After 4 weeks, animals were sacrificed and blood and urine collected. The knees were injected with 1 ml of saline and this was removed and collected. The operated knee joint was then removed, disarticulated, scored and imaged. It was then stained with India ink and imaged again. The knee joints, stomach, and kidney were then placed in 10% formalin for histological processing. Plasma and synovial lavage samples were sent for drug concentration determination. Results:

Gross and histological data indicated that compound B at both 0.1 and 0.01 mg/kg/day doses promoted exuberant growth of extra-articular cartilage. However, the compound did not reduce or worsen the cartilage lesions resulting from surgical destabilization of the joint. Since the concentrations of the compound in the joint even at the low dose were high ( > 1000 ng/ml), and joint architecture was altered due to exuberant growth of extra-articular cartilage, it was decided that additional studies with lower concentration of drug in the joint were needed to further assess the efficacy of compound.

Biological Example 7

In Vivo Studies: Effect of intra-articularly delivered Compound B in a rabbit articular defect model.

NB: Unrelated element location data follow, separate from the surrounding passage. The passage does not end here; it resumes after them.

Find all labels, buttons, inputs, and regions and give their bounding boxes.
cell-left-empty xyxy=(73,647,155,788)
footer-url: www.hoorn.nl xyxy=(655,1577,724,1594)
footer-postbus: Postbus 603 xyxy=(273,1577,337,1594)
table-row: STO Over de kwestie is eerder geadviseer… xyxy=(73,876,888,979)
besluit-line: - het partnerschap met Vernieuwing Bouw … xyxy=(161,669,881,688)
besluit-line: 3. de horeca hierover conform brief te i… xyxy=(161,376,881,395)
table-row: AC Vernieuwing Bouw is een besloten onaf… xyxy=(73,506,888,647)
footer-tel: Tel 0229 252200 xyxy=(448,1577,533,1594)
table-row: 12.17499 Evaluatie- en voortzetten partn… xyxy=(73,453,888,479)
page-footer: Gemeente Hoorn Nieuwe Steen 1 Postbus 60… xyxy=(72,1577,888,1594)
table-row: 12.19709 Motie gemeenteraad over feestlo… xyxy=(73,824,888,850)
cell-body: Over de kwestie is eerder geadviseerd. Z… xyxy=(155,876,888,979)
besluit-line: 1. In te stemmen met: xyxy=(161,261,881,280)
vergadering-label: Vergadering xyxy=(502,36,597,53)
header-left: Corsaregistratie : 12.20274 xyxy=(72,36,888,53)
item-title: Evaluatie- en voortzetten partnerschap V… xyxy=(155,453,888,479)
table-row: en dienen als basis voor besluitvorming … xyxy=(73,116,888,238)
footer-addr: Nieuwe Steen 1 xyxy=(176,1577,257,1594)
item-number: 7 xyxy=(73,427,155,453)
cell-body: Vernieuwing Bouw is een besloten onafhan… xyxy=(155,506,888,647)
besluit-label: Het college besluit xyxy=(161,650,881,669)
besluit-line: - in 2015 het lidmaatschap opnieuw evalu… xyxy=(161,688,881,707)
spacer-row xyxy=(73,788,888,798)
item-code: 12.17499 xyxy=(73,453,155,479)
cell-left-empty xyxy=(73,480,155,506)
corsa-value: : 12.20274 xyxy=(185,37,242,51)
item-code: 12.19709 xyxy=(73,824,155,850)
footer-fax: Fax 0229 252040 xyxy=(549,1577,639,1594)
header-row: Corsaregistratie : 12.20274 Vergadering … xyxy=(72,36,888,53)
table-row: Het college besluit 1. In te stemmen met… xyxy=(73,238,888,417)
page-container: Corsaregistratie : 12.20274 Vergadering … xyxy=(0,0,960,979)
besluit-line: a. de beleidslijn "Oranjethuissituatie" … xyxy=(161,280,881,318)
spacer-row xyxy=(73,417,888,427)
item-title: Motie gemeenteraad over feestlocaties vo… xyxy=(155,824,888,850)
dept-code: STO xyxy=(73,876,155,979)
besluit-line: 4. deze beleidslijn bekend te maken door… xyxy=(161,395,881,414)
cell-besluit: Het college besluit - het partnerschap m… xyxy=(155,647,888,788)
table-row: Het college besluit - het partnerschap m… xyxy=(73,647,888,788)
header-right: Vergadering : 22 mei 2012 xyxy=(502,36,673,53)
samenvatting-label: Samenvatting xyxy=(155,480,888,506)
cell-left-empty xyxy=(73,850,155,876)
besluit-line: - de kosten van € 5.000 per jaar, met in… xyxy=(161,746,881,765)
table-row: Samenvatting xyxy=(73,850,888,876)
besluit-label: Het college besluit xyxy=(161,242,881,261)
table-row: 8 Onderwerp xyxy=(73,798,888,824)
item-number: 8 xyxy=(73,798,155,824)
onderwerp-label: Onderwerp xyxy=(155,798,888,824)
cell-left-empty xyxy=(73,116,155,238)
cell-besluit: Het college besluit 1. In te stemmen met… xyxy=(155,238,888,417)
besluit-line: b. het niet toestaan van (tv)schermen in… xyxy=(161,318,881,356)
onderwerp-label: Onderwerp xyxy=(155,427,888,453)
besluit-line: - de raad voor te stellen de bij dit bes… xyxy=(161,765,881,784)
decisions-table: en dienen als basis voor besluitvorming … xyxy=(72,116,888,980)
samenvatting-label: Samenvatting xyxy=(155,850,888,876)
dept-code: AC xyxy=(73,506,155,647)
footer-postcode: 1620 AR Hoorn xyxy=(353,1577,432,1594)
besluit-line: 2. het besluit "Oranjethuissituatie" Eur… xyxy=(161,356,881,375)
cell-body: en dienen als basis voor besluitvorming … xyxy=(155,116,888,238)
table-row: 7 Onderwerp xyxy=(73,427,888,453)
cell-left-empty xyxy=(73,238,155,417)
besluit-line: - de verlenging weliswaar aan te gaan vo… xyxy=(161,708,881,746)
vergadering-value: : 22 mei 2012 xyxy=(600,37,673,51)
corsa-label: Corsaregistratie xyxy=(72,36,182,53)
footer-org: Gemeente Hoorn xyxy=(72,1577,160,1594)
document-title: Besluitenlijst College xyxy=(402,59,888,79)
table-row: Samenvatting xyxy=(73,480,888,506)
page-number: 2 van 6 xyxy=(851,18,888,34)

Procedure: Thirty skeletally mature (about 10 months old) male NZW rabbits were used in this study. A full-thickness, cartilage defect was created in the left femoral condyle of these animals using the following surgical procedure. Using sterile technique, a medial parapatellar arthrotomy was performed, and the patella was luxated laterally. A sterilized steel drill bit and a dual torque low speed drill was used to create a 5 mm diameter defect in the articular cartilage of the trochlear groove. This defect was used to contain a formulation of 47% PLGA with or without compound B. While the vehicle group received only the formulation, treatment groups received the PLGA formulation containing either about 0.56 mg or about 0.062 mg of the compound / kg of weight of the animal.

After 4 weeks, animals were sacrificed and blood and urine collected. The knees were injected with 1 ml of saline and this was removed and collected. The operated knee

joint was then removed and placed in 10% formalin for histological processing. Plasma and synovial lavage samples were sent for drug concentration determination. Results:

Histological data indicated that the compound was effective in promoting cartilage repair. Both the doses of the compound, 0.062 and 0.56 mg / kg, were effective

The effects appeared to be dose-dependent.

Vehicle control animals had deep defects with fibro-osseous proliferation and few foci of chondrocyte formation. In the low-dose group, the cartilage defects were covered by proliferating chondrocytes. At the base of the defect, chondrocyte and fibro- myxomatous proliferation were noted. New bone formation within subchondral bone of epiphysis was observed. In the high dose group, the cartilage defects were filled with spindle cells and fibrin within myxomatous matrix. New bone formation was also observed in these animals.

It is understood that the examples and embodiments described herein are for illustrative purposes only and that various modifications or changes in light thereof will be suggested to persons skilled in the art and are to be included within the spirit and purview of this application and the scope of the appended claims. All publications, patents, and patent applications cited herein are hereby incorporated by reference in their entirety for all purposes.